Factoring is often referred to as accounts receivable factoring or accounts receivables factoring as the finance provided by factoring is made specifically against the accounts receivables. It can also be referred to as invoice finance or invoice factoring as it is each individual invoice that is assigned to the factoring company.
What are accounts receivables? They are basically the sum of all of the sales invoices not yet paid and are normally recorded in the accounting records of a business by individual customer/debtor. Therefore the total accounts receivables outstanding of a business is the sum of the current unpaid invoices.
Where credit terms are offered these invoices will not all be due for payment for example if a company offers 30 days from date of invoice payment terms to its customers an invoice issued on the 1st of the month becomes due for payment on the 30th.
Accounts receivable factoring will fund all invoices on a recourse period of upto 120 days and the factor will assume the responsibility of chasing the customer for payment as invoices become due. Taking the example above the customer should make payment on the 30th therefore on the following day the invoice is now overdue for payment and it is in the interest of both the supplier and the factoring company that payment is received promptly from the customer/debtor. The longer a debt remains unpaid the greater the risk of it not being paid at all i.e. a bad debt.
It is imperative then when credit terms of trade are offered that each invoice is followed-up as it becomes due either by sending out a statement of account or reminder letters or by contacting the customer direct by telephone or e-mail. Often time constraints on the prime movers of a business and their accounting staff limit their ability to chase promptly and effectively. It can also be difficult sometimes wearing two hats – the friendly entrepreneur trying to win new orders and at the same time firmly requesting settlement in respect of goods or services already supplied. That is where factoring comes in.

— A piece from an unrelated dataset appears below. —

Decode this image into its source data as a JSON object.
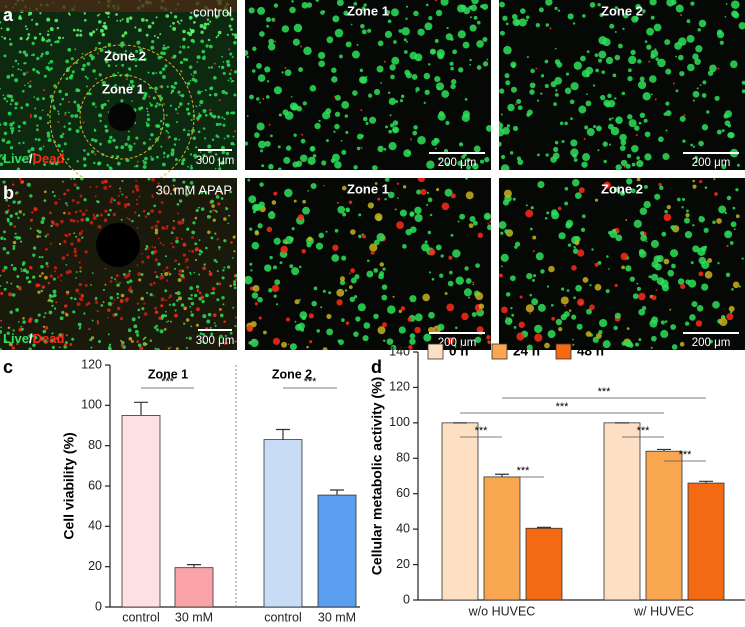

Experienced credit control staff will chase all overdue accounts and give advise on the level of credit that should be offered to individual customers. The accounting records in respect of the sales ledger will be maintained keeping a record of the total accounts receivables ongoing. Statements of account will be sent out on a regularly basis and a collection policy agreed with each business factored. On top of all this is the intial payment of upto 90% of the value of each invoice as they arise which can be the making for a growing or developing business allowed them to increase sales in order to maximise the profitability of the business.